Ich glaube, dass die Bewegung auf den Plätzen [die Occupy-Bewegung] einen fruchtbaren Boden für die Entwicklung einer neuen Art von Internationalismus in den sozialen Kämpfen schuf. Dies ist für uns von hoher Bedeutung, denn ohne koordinierten und massiven Widerstand kann man vielleicht ein paar Anstöße zustande bringen, aber man kann nicht bei tiefer gehenden Veränderungen voran kommen.

SYRIZA wurde in der Linken ebenfalls für die Forderung einer Nachverhandlung der griechischen Schulden statt einer schlichten Zahlungsverweigerung kritisiert. Können Sie die Position SYRIZAs erläutern?

Yiannis Bournous: Die Frage der Schulden ist, so glauben wir, eine politische Frage und nicht eine technische. Die Schulden wurden als Entschuldigung aller Sparprogramme verwendet. Griechenland hat viele Jahre lang zusammen mit einer Menge anderer europäischer Staaten Schuldenprobleme gehabt. Sogar Deutschland hatte Staatsschulden, die die Kriterien des Stabilitätspaktes überschritten.

Wir glauben also, dass man auf ein politisches Problem auch eine politische Antwort geben muss. Vom Beginn der Krise an haben wir gesagt, dass dies nicht nur eine griechische Angelegenheit ist. Es ist dies eine strukturelle europäische Krise des Weges, wie die EU und die EURO-Zone konstruiert wurden.

Daher haben wir darauf bestanden, dass es für ein Problem Europas keine nationale Lösung geben kann. Was wird nun zusammen mit den anderen Kräften der europäischen Linken vorgeschlagen haben, ist ein europäisches Abkommen zur Krise der Staatsschulden, das all die anderen verschuldeten Staaten Europas einschließt. Es würde dem Modell folgen, das für Deutschland nach dem Zweiten Weltkrieg genehmigt wurde.

Dies umfasst zwei Dinge. Eins ist die Abschaffung eines großen Teils der Schulden. Wir haben eine Erhebung vorgeschlagen, um zu erfahren, welche Art von Schulden wir haben. Und welcher Teil davon in der Vergangenheit durch Korruption oder spekulative Zinsraten oder ähnliches entstanden ist.

Aber zur gleichen Zeit muss man einige kleinere Anleger schützen, wie private Haushalte, die ihre Lebensersparnisse zum Kauf von Staatsanleihen ausgaben, oder wie soziale Fonds, die Staatsanleihen besitzen. Diese wurden im sogenannten 'Schuldenschnitt' Griechenlands im letzten Jahr nicht geschützt.

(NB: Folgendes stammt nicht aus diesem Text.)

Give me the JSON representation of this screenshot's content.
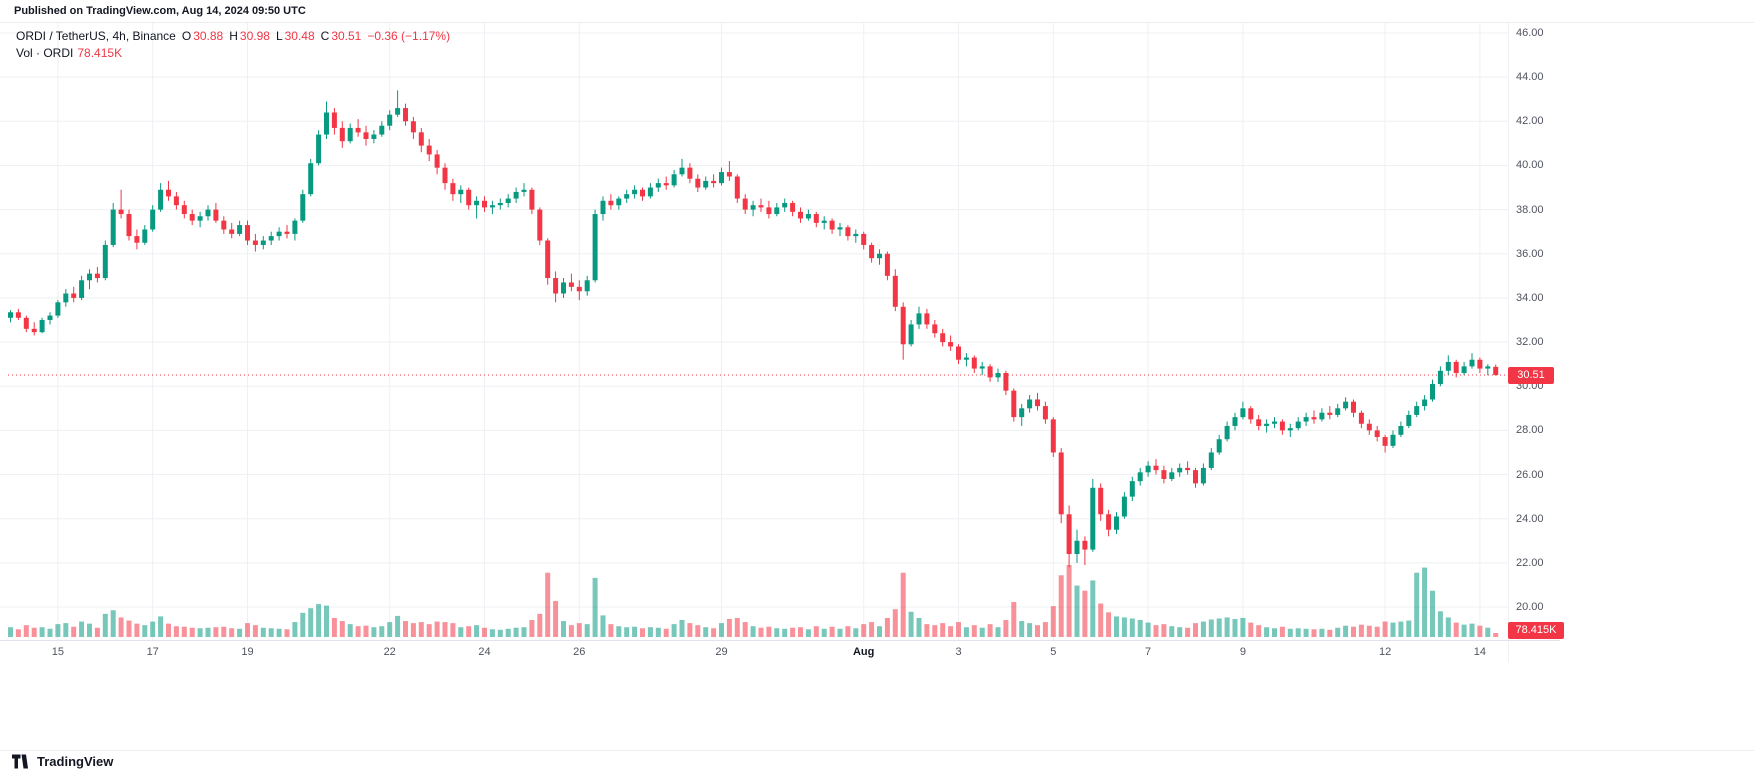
{
  "header": {
    "published_text": "Published on TradingView.com, Aug 14, 2024 09:50 UTC"
  },
  "legend": {
    "symbol": "ORDI / TetherUS, 4h, Binance",
    "o_label": "O",
    "o": "30.88",
    "h_label": "H",
    "h": "30.98",
    "l_label": "L",
    "l": "30.48",
    "c_label": "C",
    "c": "30.51",
    "change": "−0.36 (−1.17%)",
    "vol_label": "Vol · ORDI",
    "vol": "78.415K"
  },
  "price_badge": "30.51",
  "volume_badge": "78.415K",
  "footer": {
    "brand": "TradingView"
  },
  "colors": {
    "up": "#089981",
    "down": "#f23645",
    "vol_up": "rgba(8,153,129,0.55)",
    "vol_down": "rgba(242,54,69,0.55)",
    "grid": "#eef0f3",
    "axis_text": "#50535e",
    "dark_text": "#131722",
    "badge_bg": "#f23645"
  },
  "chart_data": {
    "type": "candlestick",
    "symbol": "ORDI / TetherUS",
    "interval": "4h",
    "exchange": "Binance",
    "last_price": 30.51,
    "last_volume_k": 78.415,
    "price_axis": {
      "min": 20,
      "max": 46,
      "step": 2,
      "labels": [
        "46.00",
        "44.00",
        "42.00",
        "40.00",
        "38.00",
        "36.00",
        "34.00",
        "32.00",
        "30.00",
        "28.00",
        "26.00",
        "24.00",
        "22.00",
        "20.00"
      ]
    },
    "time_axis": {
      "ticks": [
        {
          "i": 6,
          "label": "15"
        },
        {
          "i": 18,
          "label": "17"
        },
        {
          "i": 30,
          "label": "19"
        },
        {
          "i": 48,
          "label": "22"
        },
        {
          "i": 60,
          "label": "24"
        },
        {
          "i": 72,
          "label": "26"
        },
        {
          "i": 90,
          "label": "29"
        },
        {
          "i": 108,
          "label": "Aug",
          "major": true
        },
        {
          "i": 120,
          "label": "3"
        },
        {
          "i": 132,
          "label": "5"
        },
        {
          "i": 144,
          "label": "7"
        },
        {
          "i": 156,
          "label": "9"
        },
        {
          "i": 174,
          "label": "12"
        },
        {
          "i": 186,
          "label": "14"
        }
      ]
    },
    "ohlc_format": [
      "open",
      "high",
      "low",
      "close",
      "volume_k"
    ],
    "candles": [
      [
        33.1,
        33.45,
        32.9,
        33.35,
        190
      ],
      [
        33.35,
        33.5,
        33.0,
        33.1,
        150
      ],
      [
        33.1,
        33.2,
        32.45,
        32.6,
        230
      ],
      [
        32.6,
        32.9,
        32.3,
        32.45,
        180
      ],
      [
        32.45,
        33.1,
        32.4,
        33.0,
        190
      ],
      [
        33.0,
        33.35,
        32.8,
        33.2,
        160
      ],
      [
        33.2,
        33.9,
        33.1,
        33.8,
        250
      ],
      [
        33.8,
        34.4,
        33.6,
        34.2,
        270
      ],
      [
        34.2,
        34.5,
        33.8,
        34.0,
        200
      ],
      [
        34.0,
        35.0,
        33.9,
        34.8,
        300
      ],
      [
        34.8,
        35.3,
        34.4,
        35.1,
        260
      ],
      [
        35.1,
        35.4,
        34.7,
        34.9,
        180
      ],
      [
        34.9,
        36.6,
        34.8,
        36.4,
        450
      ],
      [
        36.4,
        38.3,
        36.3,
        38.0,
        520
      ],
      [
        38.0,
        38.9,
        37.6,
        37.8,
        380
      ],
      [
        37.8,
        38.0,
        36.6,
        36.8,
        320
      ],
      [
        36.8,
        37.1,
        36.2,
        36.5,
        260
      ],
      [
        36.5,
        37.3,
        36.4,
        37.1,
        230
      ],
      [
        37.1,
        38.2,
        37.0,
        38.0,
        300
      ],
      [
        38.0,
        39.2,
        37.9,
        38.9,
        400
      ],
      [
        38.9,
        39.3,
        38.4,
        38.6,
        260
      ],
      [
        38.6,
        38.8,
        38.0,
        38.2,
        210
      ],
      [
        38.2,
        38.4,
        37.6,
        37.8,
        200
      ],
      [
        37.8,
        38.0,
        37.3,
        37.5,
        180
      ],
      [
        37.5,
        37.9,
        37.2,
        37.7,
        170
      ],
      [
        37.7,
        38.2,
        37.5,
        38.0,
        180
      ],
      [
        38.0,
        38.3,
        37.4,
        37.5,
        190
      ],
      [
        37.5,
        37.7,
        36.9,
        37.1,
        200
      ],
      [
        37.1,
        37.4,
        36.7,
        36.9,
        170
      ],
      [
        36.9,
        37.5,
        36.8,
        37.3,
        160
      ],
      [
        37.3,
        37.5,
        36.4,
        36.6,
        270
      ],
      [
        36.6,
        36.9,
        36.1,
        36.4,
        230
      ],
      [
        36.4,
        36.8,
        36.2,
        36.6,
        180
      ],
      [
        36.6,
        37.0,
        36.4,
        36.8,
        170
      ],
      [
        36.8,
        37.2,
        36.6,
        37.0,
        160
      ],
      [
        37.0,
        37.3,
        36.7,
        36.9,
        150
      ],
      [
        36.9,
        37.6,
        36.6,
        37.5,
        290
      ],
      [
        37.5,
        38.9,
        37.4,
        38.7,
        470
      ],
      [
        38.7,
        40.3,
        38.6,
        40.1,
        560
      ],
      [
        40.1,
        41.6,
        40.0,
        41.4,
        640
      ],
      [
        41.4,
        42.9,
        41.2,
        42.4,
        610
      ],
      [
        42.4,
        42.6,
        41.4,
        41.7,
        370
      ],
      [
        41.7,
        42.0,
        40.8,
        41.1,
        310
      ],
      [
        41.1,
        41.9,
        41.0,
        41.7,
        250
      ],
      [
        41.7,
        42.1,
        41.3,
        41.5,
        210
      ],
      [
        41.5,
        41.8,
        40.9,
        41.2,
        220
      ],
      [
        41.2,
        41.6,
        41.0,
        41.4,
        190
      ],
      [
        41.4,
        42.0,
        41.3,
        41.8,
        210
      ],
      [
        41.8,
        42.5,
        41.6,
        42.3,
        290
      ],
      [
        42.3,
        43.4,
        42.2,
        42.6,
        410
      ],
      [
        42.6,
        42.8,
        41.8,
        42.0,
        310
      ],
      [
        42.0,
        42.2,
        41.2,
        41.5,
        270
      ],
      [
        41.5,
        41.7,
        40.6,
        40.9,
        290
      ],
      [
        40.9,
        41.2,
        40.2,
        40.5,
        250
      ],
      [
        40.5,
        40.7,
        39.6,
        39.9,
        300
      ],
      [
        39.9,
        40.1,
        38.9,
        39.2,
        290
      ],
      [
        39.2,
        39.4,
        38.4,
        38.7,
        270
      ],
      [
        38.7,
        39.1,
        38.3,
        38.9,
        190
      ],
      [
        38.9,
        39.0,
        38.0,
        38.2,
        210
      ],
      [
        38.2,
        38.6,
        37.6,
        38.4,
        230
      ],
      [
        38.4,
        38.6,
        37.9,
        38.1,
        180
      ],
      [
        38.1,
        38.4,
        37.8,
        38.2,
        150
      ],
      [
        38.2,
        38.5,
        38.0,
        38.3,
        140
      ],
      [
        38.3,
        38.7,
        38.1,
        38.5,
        160
      ],
      [
        38.5,
        39.0,
        38.3,
        38.8,
        180
      ],
      [
        38.8,
        39.2,
        38.6,
        38.9,
        190
      ],
      [
        38.9,
        39.0,
        37.8,
        38.0,
        330
      ],
      [
        38.0,
        38.1,
        36.4,
        36.6,
        450
      ],
      [
        36.6,
        36.7,
        34.6,
        34.9,
        1250
      ],
      [
        34.9,
        35.2,
        33.8,
        34.2,
        700
      ],
      [
        34.2,
        34.9,
        34.0,
        34.7,
        310
      ],
      [
        34.7,
        35.1,
        34.3,
        34.5,
        230
      ],
      [
        34.5,
        34.8,
        33.9,
        34.3,
        270
      ],
      [
        34.3,
        35.0,
        34.1,
        34.8,
        250
      ],
      [
        34.8,
        38.0,
        34.7,
        37.8,
        1150
      ],
      [
        37.8,
        38.6,
        37.5,
        38.4,
        420
      ],
      [
        38.4,
        38.7,
        38.0,
        38.2,
        250
      ],
      [
        38.2,
        38.6,
        38.0,
        38.5,
        210
      ],
      [
        38.5,
        38.9,
        38.3,
        38.7,
        190
      ],
      [
        38.7,
        39.1,
        38.5,
        38.9,
        200
      ],
      [
        38.9,
        39.0,
        38.4,
        38.6,
        170
      ],
      [
        38.6,
        39.2,
        38.5,
        39.0,
        190
      ],
      [
        39.0,
        39.4,
        38.8,
        39.2,
        180
      ],
      [
        39.2,
        39.5,
        38.9,
        39.1,
        160
      ],
      [
        39.1,
        39.8,
        39.0,
        39.6,
        250
      ],
      [
        39.6,
        40.3,
        39.5,
        39.9,
        330
      ],
      [
        39.9,
        40.1,
        39.2,
        39.4,
        270
      ],
      [
        39.4,
        39.6,
        38.8,
        39.0,
        230
      ],
      [
        39.0,
        39.5,
        38.9,
        39.3,
        190
      ],
      [
        39.3,
        39.6,
        39.0,
        39.2,
        170
      ],
      [
        39.2,
        39.9,
        39.1,
        39.7,
        270
      ],
      [
        39.7,
        40.2,
        39.3,
        39.5,
        350
      ],
      [
        39.5,
        39.6,
        38.3,
        38.5,
        370
      ],
      [
        38.5,
        38.7,
        37.8,
        38.0,
        290
      ],
      [
        38.0,
        38.4,
        37.7,
        38.2,
        210
      ],
      [
        38.2,
        38.5,
        37.9,
        38.1,
        180
      ],
      [
        38.1,
        38.4,
        37.6,
        37.8,
        200
      ],
      [
        37.8,
        38.3,
        37.7,
        38.1,
        170
      ],
      [
        38.1,
        38.5,
        37.9,
        38.3,
        160
      ],
      [
        38.3,
        38.4,
        37.7,
        37.9,
        180
      ],
      [
        37.9,
        38.1,
        37.4,
        37.6,
        190
      ],
      [
        37.6,
        38.0,
        37.5,
        37.8,
        150
      ],
      [
        37.8,
        37.9,
        37.2,
        37.4,
        210
      ],
      [
        37.4,
        37.7,
        37.1,
        37.5,
        160
      ],
      [
        37.5,
        37.6,
        36.9,
        37.1,
        200
      ],
      [
        37.1,
        37.4,
        36.8,
        37.2,
        160
      ],
      [
        37.2,
        37.3,
        36.6,
        36.8,
        210
      ],
      [
        36.8,
        37.1,
        36.5,
        36.9,
        170
      ],
      [
        36.9,
        37.0,
        36.2,
        36.4,
        250
      ],
      [
        36.4,
        36.5,
        35.6,
        35.8,
        290
      ],
      [
        35.8,
        36.2,
        35.5,
        36.0,
        210
      ],
      [
        36.0,
        36.1,
        34.8,
        35.0,
        370
      ],
      [
        35.0,
        35.3,
        33.4,
        33.6,
        540
      ],
      [
        33.6,
        33.8,
        31.2,
        31.9,
        1250
      ],
      [
        31.9,
        33.0,
        31.8,
        32.8,
        490
      ],
      [
        32.8,
        33.6,
        32.6,
        33.3,
        370
      ],
      [
        33.3,
        33.5,
        32.6,
        32.8,
        250
      ],
      [
        32.8,
        33.0,
        32.2,
        32.4,
        230
      ],
      [
        32.4,
        32.6,
        31.8,
        32.0,
        270
      ],
      [
        32.0,
        32.3,
        31.6,
        31.8,
        210
      ],
      [
        31.8,
        31.9,
        31.0,
        31.2,
        290
      ],
      [
        31.2,
        31.5,
        30.9,
        31.3,
        190
      ],
      [
        31.3,
        31.4,
        30.6,
        30.8,
        230
      ],
      [
        30.8,
        31.1,
        30.5,
        30.9,
        180
      ],
      [
        30.9,
        31.0,
        30.2,
        30.4,
        250
      ],
      [
        30.4,
        30.8,
        30.2,
        30.6,
        190
      ],
      [
        30.6,
        30.7,
        29.6,
        29.8,
        330
      ],
      [
        29.8,
        29.9,
        28.4,
        28.6,
        680
      ],
      [
        28.6,
        29.2,
        28.2,
        29.0,
        310
      ],
      [
        29.0,
        29.6,
        28.8,
        29.4,
        270
      ],
      [
        29.4,
        29.7,
        28.9,
        29.1,
        230
      ],
      [
        29.1,
        29.3,
        28.3,
        28.5,
        290
      ],
      [
        28.5,
        28.6,
        26.8,
        27.0,
        600
      ],
      [
        27.0,
        27.2,
        23.8,
        24.2,
        1200
      ],
      [
        24.2,
        24.6,
        21.8,
        22.4,
        1400
      ],
      [
        22.4,
        23.5,
        22.0,
        23.0,
        1000
      ],
      [
        23.0,
        23.2,
        21.9,
        22.6,
        900
      ],
      [
        22.6,
        25.8,
        22.5,
        25.4,
        1100
      ],
      [
        25.4,
        25.6,
        23.9,
        24.2,
        650
      ],
      [
        24.2,
        24.4,
        23.2,
        23.5,
        480
      ],
      [
        23.5,
        24.3,
        23.3,
        24.1,
        400
      ],
      [
        24.1,
        25.2,
        24.0,
        25.0,
        380
      ],
      [
        25.0,
        25.9,
        24.8,
        25.7,
        360
      ],
      [
        25.7,
        26.3,
        25.5,
        26.1,
        330
      ],
      [
        26.1,
        26.6,
        25.9,
        26.4,
        280
      ],
      [
        26.4,
        26.7,
        26.0,
        26.2,
        230
      ],
      [
        26.2,
        26.4,
        25.6,
        25.8,
        250
      ],
      [
        25.8,
        26.3,
        25.7,
        26.1,
        210
      ],
      [
        26.1,
        26.5,
        25.9,
        26.3,
        190
      ],
      [
        26.3,
        26.6,
        26.0,
        26.2,
        180
      ],
      [
        26.2,
        26.3,
        25.4,
        25.6,
        270
      ],
      [
        25.6,
        26.5,
        25.5,
        26.3,
        300
      ],
      [
        26.3,
        27.2,
        26.2,
        27.0,
        340
      ],
      [
        27.0,
        27.8,
        26.9,
        27.6,
        360
      ],
      [
        27.6,
        28.4,
        27.5,
        28.2,
        380
      ],
      [
        28.2,
        28.8,
        28.0,
        28.6,
        350
      ],
      [
        28.6,
        29.3,
        28.5,
        29.0,
        370
      ],
      [
        29.0,
        29.1,
        28.3,
        28.5,
        280
      ],
      [
        28.5,
        28.7,
        28.0,
        28.2,
        230
      ],
      [
        28.2,
        28.5,
        27.9,
        28.3,
        190
      ],
      [
        28.3,
        28.6,
        28.1,
        28.4,
        170
      ],
      [
        28.4,
        28.5,
        27.8,
        28.0,
        200
      ],
      [
        28.0,
        28.3,
        27.7,
        28.1,
        160
      ],
      [
        28.1,
        28.6,
        28.0,
        28.4,
        170
      ],
      [
        28.4,
        28.8,
        28.2,
        28.6,
        160
      ],
      [
        28.6,
        28.9,
        28.3,
        28.5,
        150
      ],
      [
        28.5,
        29.0,
        28.4,
        28.8,
        160
      ],
      [
        28.8,
        29.1,
        28.5,
        28.7,
        140
      ],
      [
        28.7,
        29.2,
        28.6,
        29.0,
        180
      ],
      [
        29.0,
        29.5,
        28.9,
        29.3,
        220
      ],
      [
        29.3,
        29.4,
        28.6,
        28.8,
        200
      ],
      [
        28.8,
        28.9,
        28.1,
        28.3,
        240
      ],
      [
        28.3,
        28.5,
        27.8,
        28.0,
        220
      ],
      [
        28.0,
        28.2,
        27.5,
        27.7,
        200
      ],
      [
        27.7,
        27.8,
        27.0,
        27.3,
        300
      ],
      [
        27.3,
        28.0,
        27.2,
        27.8,
        280
      ],
      [
        27.8,
        28.4,
        27.7,
        28.2,
        300
      ],
      [
        28.2,
        28.9,
        28.1,
        28.7,
        320
      ],
      [
        28.7,
        29.3,
        28.6,
        29.1,
        1250
      ],
      [
        29.1,
        29.6,
        28.9,
        29.4,
        1350
      ],
      [
        29.4,
        30.3,
        29.3,
        30.1,
        900
      ],
      [
        30.1,
        30.9,
        30.0,
        30.7,
        500
      ],
      [
        30.7,
        31.4,
        30.5,
        31.1,
        380
      ],
      [
        31.1,
        31.2,
        30.4,
        30.6,
        280
      ],
      [
        30.6,
        31.1,
        30.5,
        30.9,
        240
      ],
      [
        30.9,
        31.5,
        30.8,
        31.2,
        260
      ],
      [
        31.2,
        31.3,
        30.6,
        30.8,
        220
      ],
      [
        30.8,
        31.0,
        30.5,
        30.9,
        180
      ],
      [
        30.88,
        30.98,
        30.48,
        30.51,
        78.415
      ]
    ]
  }
}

Die ersten zerstörten Anleihebesitzer waren die kleinen Haushalte und die griechischen Fonds zur sozialen Absicherung, waren griechische Universitäten, die durch den Schuldenschnitt fast bankrott gingen. Deswegen sagen wir, dass unser Programm und unsere Strategie klassenorientiert sind. Man muss die schützen, welche die Krise nicht geschaffen haben, und man muss die strafen, die das genau taten.

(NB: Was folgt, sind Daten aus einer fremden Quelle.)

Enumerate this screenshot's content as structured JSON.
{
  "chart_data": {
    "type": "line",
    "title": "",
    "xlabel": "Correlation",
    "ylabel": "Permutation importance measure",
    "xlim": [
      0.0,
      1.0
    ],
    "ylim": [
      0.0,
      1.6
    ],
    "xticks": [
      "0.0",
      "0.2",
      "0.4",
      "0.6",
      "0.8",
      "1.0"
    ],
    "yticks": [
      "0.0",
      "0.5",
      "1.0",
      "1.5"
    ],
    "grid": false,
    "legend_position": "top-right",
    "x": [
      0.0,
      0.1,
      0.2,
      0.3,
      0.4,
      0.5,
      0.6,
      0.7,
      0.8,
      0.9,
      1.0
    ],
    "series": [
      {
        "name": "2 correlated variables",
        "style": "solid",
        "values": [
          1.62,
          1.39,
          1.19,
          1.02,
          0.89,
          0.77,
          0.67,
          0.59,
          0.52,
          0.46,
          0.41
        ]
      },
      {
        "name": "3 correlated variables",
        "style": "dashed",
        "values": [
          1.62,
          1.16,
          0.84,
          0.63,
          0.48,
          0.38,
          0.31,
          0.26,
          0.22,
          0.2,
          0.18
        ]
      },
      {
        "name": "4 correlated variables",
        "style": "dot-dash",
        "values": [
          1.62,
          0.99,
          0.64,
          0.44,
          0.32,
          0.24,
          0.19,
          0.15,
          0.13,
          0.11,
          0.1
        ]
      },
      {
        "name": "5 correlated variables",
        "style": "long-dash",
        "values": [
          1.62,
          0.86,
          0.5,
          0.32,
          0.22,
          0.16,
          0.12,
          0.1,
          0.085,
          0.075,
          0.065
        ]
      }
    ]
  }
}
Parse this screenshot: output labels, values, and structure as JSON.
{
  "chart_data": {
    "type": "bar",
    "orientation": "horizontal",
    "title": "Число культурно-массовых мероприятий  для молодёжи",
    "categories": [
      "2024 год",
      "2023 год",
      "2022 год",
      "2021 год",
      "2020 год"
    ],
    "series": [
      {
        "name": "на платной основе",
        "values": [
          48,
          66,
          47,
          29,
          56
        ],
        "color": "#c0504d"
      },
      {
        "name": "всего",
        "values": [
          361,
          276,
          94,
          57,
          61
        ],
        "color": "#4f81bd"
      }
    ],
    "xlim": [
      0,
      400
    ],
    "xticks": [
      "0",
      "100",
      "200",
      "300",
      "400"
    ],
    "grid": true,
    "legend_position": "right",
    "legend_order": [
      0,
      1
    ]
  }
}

Gleichzeitig fordern für die übrigen Schuldenprobleme eine Verbesserung der Rückzahlungsbedingungen, wieder entlang der Linien der Abkommen mit Deutschland im Jahre 1953. Dies stellt die Vorbedingung von Wachstum dar. In den Jahren einer positiven Wachstumsrate der Wirtschaft unseres Landes ermöglicht dies Rückzahlungen, und in Jahren tiefer Depression – wie jetzt im sechsten Folgejahr einer Rezession – können wir nicht zahlen.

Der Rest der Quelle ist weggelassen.